Motivated by deadlock analysis, we have demonstrated that token structures of concurrent systems, sometimes too subtle to be obviously recognisable as such, can be recognised by SAT checkers and used to prove safety properties of the system concerned. We have identified two types of token structures: the first one makes sure that tokens are conserved, and the second one ensures at least one token is present in the system at all times. While we have interpreted these structures as token mechanisms, there might be other views to them. For instance, as we discussed in the application of our existential technique to Running Example 2, tokens can be seen as the component property “component is not full”. Our token-structure-detection techniques are combined to create a useful framework for deadlock-freedom analysis that improves on the precision of current incomplete locally-based frameworks, as confirmed by our experiments. These experiments have also demonstrated that, for the systems analysed, the SAT calculations used to detect token structures can be carried out efficiently.

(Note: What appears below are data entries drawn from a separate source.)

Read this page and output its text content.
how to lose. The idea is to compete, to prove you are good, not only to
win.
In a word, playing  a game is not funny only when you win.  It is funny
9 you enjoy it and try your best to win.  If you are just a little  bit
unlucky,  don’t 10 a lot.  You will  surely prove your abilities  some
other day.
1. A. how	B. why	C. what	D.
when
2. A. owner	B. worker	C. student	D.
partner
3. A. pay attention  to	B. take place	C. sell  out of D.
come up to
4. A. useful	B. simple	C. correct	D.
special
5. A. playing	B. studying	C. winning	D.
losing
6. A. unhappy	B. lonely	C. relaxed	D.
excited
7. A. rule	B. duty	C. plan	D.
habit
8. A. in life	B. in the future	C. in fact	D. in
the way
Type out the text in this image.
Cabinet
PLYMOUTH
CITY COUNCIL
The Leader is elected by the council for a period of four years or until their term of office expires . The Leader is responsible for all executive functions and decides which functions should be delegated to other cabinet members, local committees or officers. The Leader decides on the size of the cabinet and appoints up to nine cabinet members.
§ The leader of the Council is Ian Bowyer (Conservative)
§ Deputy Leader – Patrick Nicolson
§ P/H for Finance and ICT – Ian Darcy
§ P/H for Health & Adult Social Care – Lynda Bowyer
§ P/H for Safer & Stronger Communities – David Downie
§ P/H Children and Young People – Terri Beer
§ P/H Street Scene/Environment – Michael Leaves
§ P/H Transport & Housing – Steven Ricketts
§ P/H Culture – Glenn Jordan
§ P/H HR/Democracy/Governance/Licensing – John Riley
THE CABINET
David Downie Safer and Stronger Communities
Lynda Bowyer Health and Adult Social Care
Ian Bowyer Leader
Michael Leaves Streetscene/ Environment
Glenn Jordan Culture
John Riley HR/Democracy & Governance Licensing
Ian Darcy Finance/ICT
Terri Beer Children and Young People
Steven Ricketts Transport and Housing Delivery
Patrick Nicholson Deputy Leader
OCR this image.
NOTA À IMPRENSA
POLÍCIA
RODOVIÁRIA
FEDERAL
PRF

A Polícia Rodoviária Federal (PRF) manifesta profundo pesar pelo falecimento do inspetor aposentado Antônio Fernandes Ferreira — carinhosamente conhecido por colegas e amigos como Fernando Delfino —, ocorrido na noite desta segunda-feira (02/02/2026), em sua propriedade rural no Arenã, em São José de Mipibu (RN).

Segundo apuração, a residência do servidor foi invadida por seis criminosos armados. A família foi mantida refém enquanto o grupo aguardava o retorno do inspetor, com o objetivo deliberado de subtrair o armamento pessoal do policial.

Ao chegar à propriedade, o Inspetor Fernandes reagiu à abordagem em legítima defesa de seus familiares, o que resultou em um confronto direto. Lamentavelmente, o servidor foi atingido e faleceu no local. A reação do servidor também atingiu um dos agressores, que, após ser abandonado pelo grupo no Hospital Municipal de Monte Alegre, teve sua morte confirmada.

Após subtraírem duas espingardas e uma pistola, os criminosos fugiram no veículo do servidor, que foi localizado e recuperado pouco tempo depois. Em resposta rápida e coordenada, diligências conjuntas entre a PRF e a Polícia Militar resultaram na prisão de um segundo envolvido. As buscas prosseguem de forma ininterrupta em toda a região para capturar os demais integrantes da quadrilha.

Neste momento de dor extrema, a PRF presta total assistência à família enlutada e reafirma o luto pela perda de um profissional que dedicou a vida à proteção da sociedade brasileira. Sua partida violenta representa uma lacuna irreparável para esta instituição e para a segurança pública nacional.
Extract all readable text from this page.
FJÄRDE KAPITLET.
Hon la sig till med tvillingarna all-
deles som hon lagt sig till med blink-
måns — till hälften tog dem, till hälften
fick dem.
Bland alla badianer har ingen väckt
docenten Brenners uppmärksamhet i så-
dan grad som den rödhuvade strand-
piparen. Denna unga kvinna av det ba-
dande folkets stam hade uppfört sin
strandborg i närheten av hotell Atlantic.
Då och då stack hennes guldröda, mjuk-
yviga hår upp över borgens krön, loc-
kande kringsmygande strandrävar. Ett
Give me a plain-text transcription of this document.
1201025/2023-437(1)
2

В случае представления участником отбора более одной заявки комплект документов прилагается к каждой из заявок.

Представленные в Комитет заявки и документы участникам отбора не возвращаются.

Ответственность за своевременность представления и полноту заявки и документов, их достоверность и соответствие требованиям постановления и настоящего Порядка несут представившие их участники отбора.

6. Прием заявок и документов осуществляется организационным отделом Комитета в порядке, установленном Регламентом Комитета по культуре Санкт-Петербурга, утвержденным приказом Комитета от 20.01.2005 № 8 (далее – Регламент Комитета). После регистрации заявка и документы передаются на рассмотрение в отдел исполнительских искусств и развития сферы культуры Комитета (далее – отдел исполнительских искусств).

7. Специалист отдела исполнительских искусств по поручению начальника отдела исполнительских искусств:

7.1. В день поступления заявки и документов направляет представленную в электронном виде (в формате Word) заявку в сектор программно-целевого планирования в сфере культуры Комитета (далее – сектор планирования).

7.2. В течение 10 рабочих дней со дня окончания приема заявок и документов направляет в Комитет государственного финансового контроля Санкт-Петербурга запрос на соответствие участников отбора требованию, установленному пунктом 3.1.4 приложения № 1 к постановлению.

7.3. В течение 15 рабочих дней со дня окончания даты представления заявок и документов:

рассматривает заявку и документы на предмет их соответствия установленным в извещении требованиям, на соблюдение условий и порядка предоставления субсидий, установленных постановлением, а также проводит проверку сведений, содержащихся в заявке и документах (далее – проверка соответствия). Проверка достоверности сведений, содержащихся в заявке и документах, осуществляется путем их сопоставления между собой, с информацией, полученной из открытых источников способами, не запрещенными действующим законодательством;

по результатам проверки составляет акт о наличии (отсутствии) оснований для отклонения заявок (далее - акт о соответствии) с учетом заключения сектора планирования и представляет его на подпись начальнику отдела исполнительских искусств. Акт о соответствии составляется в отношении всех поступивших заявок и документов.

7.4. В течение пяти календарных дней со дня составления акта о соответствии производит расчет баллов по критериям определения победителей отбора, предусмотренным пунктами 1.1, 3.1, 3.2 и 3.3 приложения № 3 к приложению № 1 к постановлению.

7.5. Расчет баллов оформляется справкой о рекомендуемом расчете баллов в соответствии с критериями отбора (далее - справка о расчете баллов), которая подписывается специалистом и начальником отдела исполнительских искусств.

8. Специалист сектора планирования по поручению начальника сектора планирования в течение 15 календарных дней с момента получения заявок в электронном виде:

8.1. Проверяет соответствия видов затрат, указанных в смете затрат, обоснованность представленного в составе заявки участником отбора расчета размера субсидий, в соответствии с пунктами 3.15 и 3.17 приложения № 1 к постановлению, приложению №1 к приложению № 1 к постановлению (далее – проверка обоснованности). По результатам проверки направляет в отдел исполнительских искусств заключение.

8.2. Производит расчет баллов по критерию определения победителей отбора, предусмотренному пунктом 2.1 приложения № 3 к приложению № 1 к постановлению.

There is nothing CSP-specific in our methods, other than that we have a systems described as a network of pairwise-interacting LTSs. So, the ideas in this paper should transfer easily to any formalism where systems are described as such. DeadlOx-VT uses FDR3 to obtain supercombinator machines from systems described using CSP, but an analogous tool could be created for other notations by replacing its use of FDR3 to generate such machines.

This work begs a number of questions. What other uses, besides deadlock-checking, do the types of invariant we have identified have? What other sorts of invariants are there where partitioning of component states can be efficiently calculated? An obvious one is to handle token systems where nodes can have more than one token, or where there are multiple tokens with different properties. We will aim to answer these questions in future research.